Sylviana Bella a aussi pour frère le millionnaire
Tornado Bello 1’11’’ (Jag de Bellouet), qui glana ses principaux titres sous la selle, à la faveur des Prix Camille Lepecq (Groupe 2), Guillaume de Bellaigue (Groupe 3) et Paul Delanoé (Groupe 3). Offshore Dream lui-même s’illustra monté, dans sa jeunesse, s’imposant dans le premier semi-classique alors dédié à la jeune génération dans la spécialité, le Prix Edouard Marcillac, labellisé Groupe 2, à l’époque, puis se classant troisième du Prix de Vincennes (Groupe 1).
"Ponctuée des croisements appropriés, cette branche française de la descendance de l’américaine Somolli a essaimé au trot monté, là où elle n’était pas forcément attendue."
L’Amérique à la mode française
La souche remonte à la matrone américaine
Somolli (1970-Star’s Pride), sixième mère de
Kandora Bella, sur laquelle
Enfilade 1’19’’ (Tarass Boulba), ici en position de troisième mère, est même inbred (3x3).

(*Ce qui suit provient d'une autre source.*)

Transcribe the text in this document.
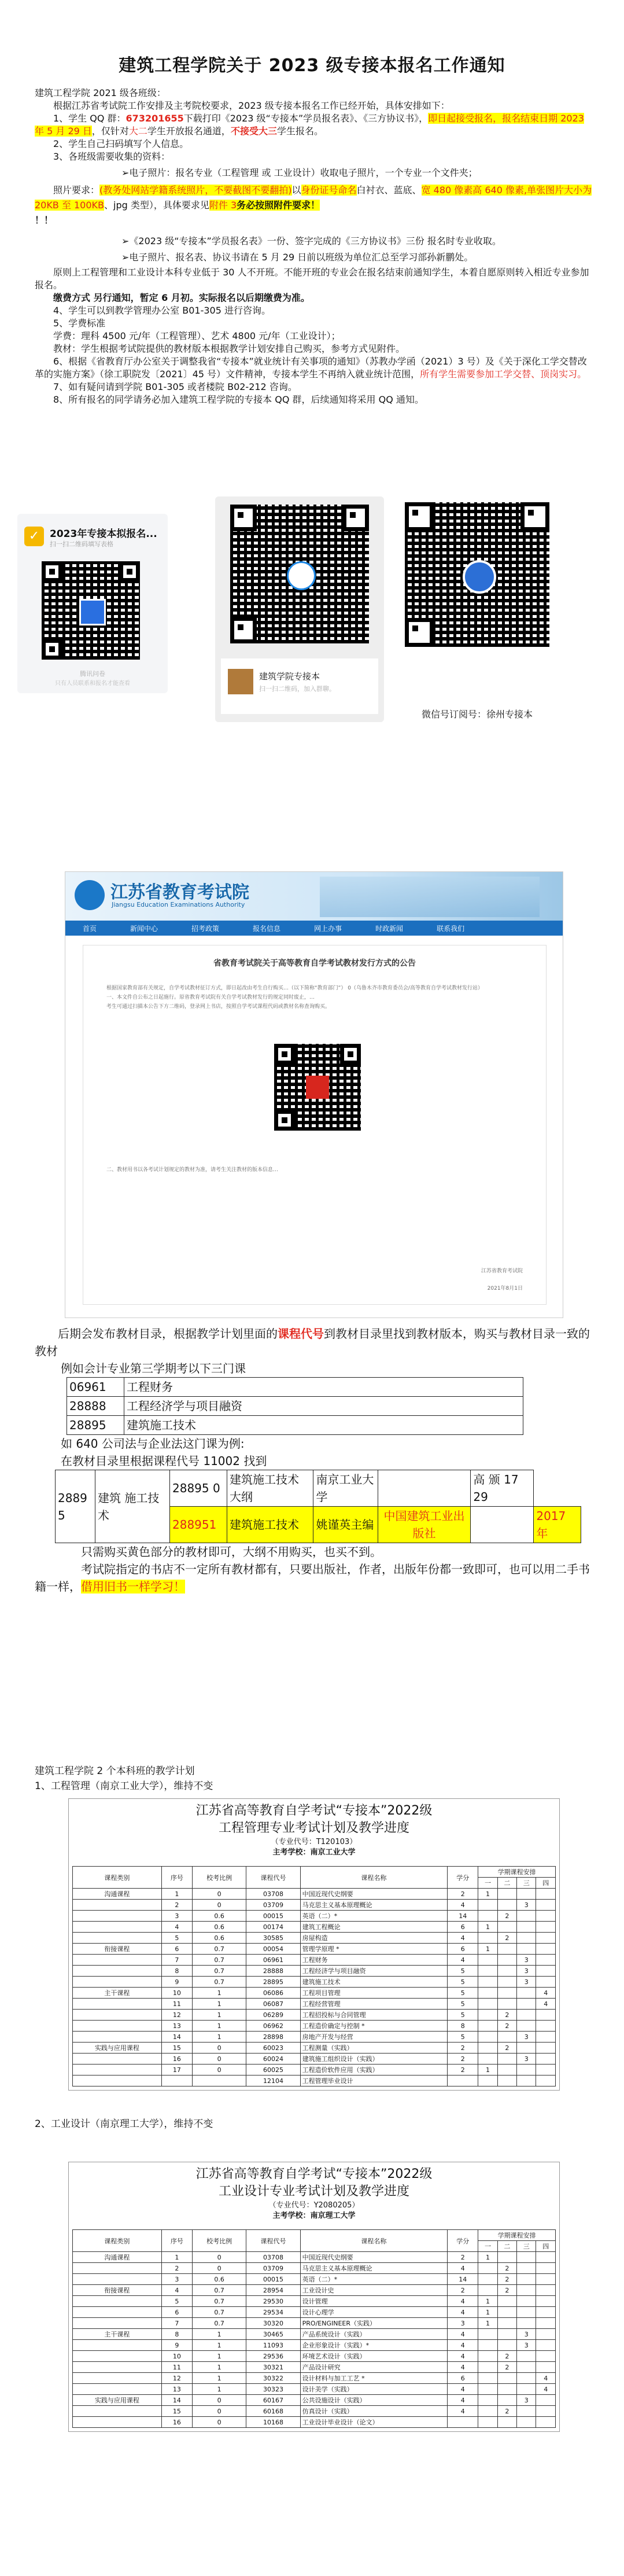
建筑工程学院关于 2023 级专接本报名工作通知
建筑工程学院 2021 级各班级：
根据江苏省考试院工作安排及主考院校要求，2023 级专接本报名工作已经开始，具体安排如下：
1、学生 QQ 群：673201655下载打印《2023 级“专接本”学员报名表》、《三方协议书》，即日起接受报名，报名结束日期 2023 年 5 月 29 日，仅针对大二学生开放报名通道，不接受大三学生报名。
2、学生自己扫码填写个人信息。
3、各班级需要收集的资料：
➢电子照片：报名专业（工程管理 或 工业设计）收取电子照片，一个专业一个文件夹；
照片要求：(教务处网站学籍系统照片，不要截图不要翻拍)以身份证号命名白衬衣、蓝底、宽 480 像素高 640 像素,单张图片大小为 20KB 至 100KB、jpg 类型），具体要求见附件 3务必按照附件要求！
！！
➢《2023 级“专接本”学员报名表》一份、签字完成的《三方协议书》三份 报名时专业收取。
➢电子照片、报名表、协议书请在 5 月 29 日前以班级为单位汇总至学习部孙新鹏处。
原则上工程管理和工业设计本科专业低于 30 人不开班。不能开班的专业会在报名结束前通知学生，本着自愿原则转入相近专业参加报名。
缴费方式 另行通知，暂定 6 月初。实际报名以后期缴费为准。
4、学生可以到教学管理办公室 B01-305 进行咨询。
5、学费标准
学费：理科 4500 元/年（工程管理）、艺术 4800 元/年（工业设计）；
教材：学生根据考试院提供的教材版本根据教学计划安排自己购买，参考方式见附件。
6、根据《省教育厅办公室关于调整我省“专接本”就业统计有关事项的通知》（苏教办学函（2021）3 号）及《关于深化工学交替改革的实施方案》（徐工职院发〔2021〕45 号）文件精神，专接本学生不再纳入就业统计范围，所有学生需要参加工学交替、顶岗实习。
7、如有疑问请到学院 B01-305 或者楼院 B02-212 咨询。
8、所有报名的同学请务必加入建筑工程学院的专接本 QQ 群，后续通知将采用 QQ 通知。
✓	2023年专接本拟报名...
扫一扫二维码填写表格
腾讯问卷
只有人员联系和报名才能查看
建筑学院专接本
扫一扫二维码，加入群聊。
微信号订阅号：徐州专接本
江苏省教育考试院
Jiangsu Education Examinations Authority
首页	新闻中心	招考政策	报名信息	网上办事	时政新闻	联系我们
省教育考试院关于高等教育自学考试教材发行方式的公告
根据国家教育部有关规定，自学考试教材征订方式，即日起改由考生自行购买…（以下简称“教育部门”） 0（乌鲁木齐市教育委员会/高等教育自学考试教材发行站）
一、本文件自公布之日起施行。原省教育考试院有关自学考试教材发行的规定同时废止，…
考生可通过扫描本公告下方二维码，登录网上书店，按照自学考试课程代码或教材名称查询购买。
二、教材用书以各考试计划规定的教材为准，请考生关注教材的版本信息…
江苏省教育考试院
2021年8月1日
后期会发布教材目录，根据教学计划里面的课程代号到教材目录里找到教材版本，购买与教材目录一致的教材
例如会计专业第三学期考以下三门课
06961	工程财务
28888	工程经济学与项目融资
28895	建筑施工技术
如 640 公司法与企业法这门课为例:
在教材目录里根据课程代号 11002 找到
2889 5	建筑 施工技术	28895 0	建筑施工技术 大纲	南京工业大学		高 颁 17 29	
		288951	建筑施工技术	姚谨英主编	中国建筑工业出版社		2017 年
只需购买黄色部分的教材即可，大纲不用购买，也买不到。
考试院指定的书店不一定所有教材都有，只要出版社，作者，出版年份都一致即可，也可以用二手书籍一样，借用旧书一样学习！
建筑工程学院 2 个本科班的教学计划
1、工程管理（南京工业大学），维持不变
江苏省高等教育自学考试“专接本”2022级
工程管理专业考试计划及教学进度
（专业代号：T120103）
主考学校：南京工业大学
课程类别	序号	校考比例	课程代号	课程名称	学分	学期课程安排			
						一	二	三	四
沟通课程	1	0	03708	中国近现代史纲要	2	1			
	2	0	03709	马克思主义基本原理概论	4			3	
	3	0.6	00015	英语（二）*	14		2		
	4	0.6	00174	建筑工程概论	6	1			
	5	0.6	30585	房屋构造	4		2		
衔接课程	6	0.7	00054	管理学原理 *	6	1			
	7	0.7	06961	工程财务	4			3	
	8	0.7	28888	工程经济学与项目融资	5			3	
	9	0.7	28895	建筑施工技术	5			3	
主干课程	10	1	06086	工程项目管理	5				4
	11	1	06087	工程经营管理	5				4
	12	1	06289	工程招投标与合同管理	5		2		
	13	1	06962	工程造价确定与控制 *	8		2		
	14	1	28898	房地产开发与经营	5			3	
实践与应用课程	15	0	60023	工程测量（实践）	2		2		
	16	0	60024	建筑施工组织设计（实践）	2			3	
	17	0	60025	工程造价软件应用（实践）	2	1			
			12104	工程管理毕业设计					
2、工业设计（南京理工大学），维持不变
江苏省高等教育自学考试“专接本”2022级
工业设计专业考试计划及教学进度
（专业代号：Y2080205）
主考学校：南京理工大学
课程类别	序号	校考比例	课程代号	课程名称	学分	学期课程安排			
						一	二	三	四
沟通课程	1	0	03708	中国近现代史纲要	2	1			
	2	0	03709	马克思主义基本原理概论	4		2		
	3	0.6	00015	英语（二）*	14		2		
衔接课程	4	0.7	28954	工业设计史	2		2		
	5	0.7	29530	设计管理	4	1			
	6	0.7	29534	设计心理学	4	1			
	7	0.7	30320	PRO/ENGINEER（实践）	3	1			
主干课程	8	1	30465	产品系统设计（实践）	4			3	
	9	1	11093	企业形象设计（实践）*	4			3	
	10	1	29536	环境艺术设计（实践）	4		2		
	11	1	30321	产品设计研究	4		2		
	12	1	30322	设计材料与加工工艺 *	6				4
	13	1	30323	设计美学（实践）	4				4
实践与应用课程	14	0	60167	公共设施设计（实践）	4			3	
	15	0	60168	仿真设计（实践）	4		2		
	16	0	10168	工业设计毕业设计（论文）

Somolli est passée à la postérité en tant que génitrice du crack et étalon fameux,
Speedy Somolli 1’11’’ (Hambletonian, Yonkers Trot, etc). Nous sommes loin, en l’espèce de nos trotteurs montés. Il n’empêche que, ponctuée des croisements appropriés, cette branche française de la descendance de
Somolli a su essaimer là où on ne l’attendait pas forcément.
Des inbreedings qui ne trompent pas
Les deux principales consanguinités du pedigree de Kandora Bella sont à l’aune de son aptitude à la selle. Ainsi la pouliche est-elle inbred, d’une égale façon (3x5), sur And Arifant, traceur monté, nous l’avons dit, et sur Tahitienne, la mère de Goetmals Wood, dont nous avons pointé également la réussite d’étalon dans la discipline en question.
Elle m’a toujours paru avoir les capacités physiques et mentales pour aller vers les courses de sélection sous la selle.